L'inquiétude feinte des libéraux pour le bien-être des Canadiens musulmans atteint les sommets de l'hypocrisie. Les politiques pro-guerre et anti-immigration du gouvernement Trudeau ont facilité les politiques nationales chauvines du gouvernement québécois ultraconservateur de la Coalition Avenir Québec (CAQ), y compris une série de mesures discriminatoires visant les immigrants et les minorités religieuses, en particulier les femmes musulmanes, au nom de la défense du « mode de vie des Québécois ».
Malgré l'opposition massive à la « loi sur la laïcité » de la CAQ (projet de loi 21) – qui interdit aux enseignants des écoles publiques et aux employés de l'État « en position d'autorité » de porter des symboles religieux tout en célébrant le « patrimoine » catholique romain du Québec – Trudeau n'a émis que les critiques les plus symboliques à son égard, afin de « ne pas donner l'excuse d'une lutte entre Ottawa et le Québec ».
Le procès intenté par Quadeer intervient plus de cinq ans après que le gouvernement fédéral a fait la promesse faible et cynique de « revoir » l'interdiction réactionnaire de l'adoption islamique qui a infligé tant de préjudices aux familles musulmanes canadiennes.
En plus d'imposer une souffrance émotionnelle brutale aux familles, l'interdiction d'adoption antimusulmane met en danger les enfants restés dans leur pays d'origine.
Quadeer, une musulmane ahmadie, a fui au Canada avec ses deux enfants biologiques pour échapper à la discrimination et à la persécution de l'État par des fondamentalistes religieux violents, qui sont depuis longtemps soutenus par l'armée et les services de renseignement pakistanais, ainsi que par d'autres secteurs de l'establishment.

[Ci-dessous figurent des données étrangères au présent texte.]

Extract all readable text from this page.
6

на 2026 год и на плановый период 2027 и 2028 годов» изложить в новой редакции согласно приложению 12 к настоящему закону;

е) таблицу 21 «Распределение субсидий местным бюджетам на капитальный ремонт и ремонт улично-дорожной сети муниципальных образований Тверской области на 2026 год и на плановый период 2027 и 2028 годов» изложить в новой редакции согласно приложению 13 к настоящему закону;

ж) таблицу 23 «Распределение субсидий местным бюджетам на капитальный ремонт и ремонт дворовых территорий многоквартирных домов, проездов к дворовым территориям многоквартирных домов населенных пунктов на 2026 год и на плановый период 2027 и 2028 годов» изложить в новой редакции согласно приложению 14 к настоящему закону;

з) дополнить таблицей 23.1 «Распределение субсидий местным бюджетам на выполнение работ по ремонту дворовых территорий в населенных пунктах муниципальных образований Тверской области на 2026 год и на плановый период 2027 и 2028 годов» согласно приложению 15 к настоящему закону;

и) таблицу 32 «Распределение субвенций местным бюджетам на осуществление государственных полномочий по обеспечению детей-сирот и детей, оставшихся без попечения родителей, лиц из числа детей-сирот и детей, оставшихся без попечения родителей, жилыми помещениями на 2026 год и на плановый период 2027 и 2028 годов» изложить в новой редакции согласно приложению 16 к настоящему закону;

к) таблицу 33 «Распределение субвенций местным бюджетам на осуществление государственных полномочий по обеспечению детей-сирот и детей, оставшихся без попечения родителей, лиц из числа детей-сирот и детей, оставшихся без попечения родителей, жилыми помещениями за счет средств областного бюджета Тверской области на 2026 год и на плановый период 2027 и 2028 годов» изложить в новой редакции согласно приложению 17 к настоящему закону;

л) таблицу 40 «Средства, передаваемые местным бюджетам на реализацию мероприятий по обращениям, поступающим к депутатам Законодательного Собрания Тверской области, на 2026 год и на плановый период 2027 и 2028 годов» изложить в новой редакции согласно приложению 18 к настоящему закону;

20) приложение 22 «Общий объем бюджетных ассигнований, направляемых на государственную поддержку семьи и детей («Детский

Selon Human Rights Watch, des centaines d'Ahmadis ont été blessés ou tués dans des attentats à la bombe sanctionnés par l'État et dans d'autres attaques de groupes islamiques militants. Récemment, l'une des filles adoptives de Quadeer a été brutalement agressée et a dû subir une opération de reconstruction du bras.
En outre, le gouvernement Trudeau fait preuve d'une grande cruauté à l'égard des immigrés, des travailleurs migrants et des réfugiés. L'année dernière, le rapporteur spécial des Nations unies, le Dr Tomoyo Obokata, a établi que le Programme des travailleurs étrangers temporaires du Canada, qui s'est développé massivement sous le gouvernement Trudeau et qui prive les travailleurs internationaux vulnérables de tous leurs droits fondamentaux, est une « forme contemporaine d'esclavage ».
À partir de 2017, en réponse à la campagne anti-immigration brutale du président américain de l'époque, Donald Trump, des milliers de demandeurs d'asile ont risqué leur vie en traversant le Canada de manière informelle depuis les États-Unis, en affrontant des conditions météorologiques extrêmes et des terrains traîtres, afin d'éviter d'être expulsés vers les États-Unis en vertu de la mal nommée « Entente sur les tiers pays sûrs ». Le gouvernement Trudeau a fini par combler un vide juridique qui permettait à ceux qui franchissaient la frontière à des points de contrôle non officiels d'échapper à une expulsion immédiate vers les États-Unis, fermant ainsi la porte à un nombre incalculable de réfugiés persécutés.
Dans tous les grands pays capitalistes, la classe dirigeante attaque les droits des immigrés et des réfugiés et attise l'islamophobie en cherchant à faire des minorités les boucs émissaires de la misère sociale et des bouleversements engendrés par ses politiques d'austérité, de réaction et de guerre.
La lutte contre cela est essentielle à la mobilisation de la classe ouvrière pour défendre tous ses droits démocratiques et sociaux – y compris le droit de vivre et de travailler où l'on veut, sans harcèlement et avec tous les droits de citoyenneté – et contre la conflagration mondiale croissante dont font partie le génocide soutenu par l'impérialisme à Gaza et la guerre de l'OTAN contre la Russie.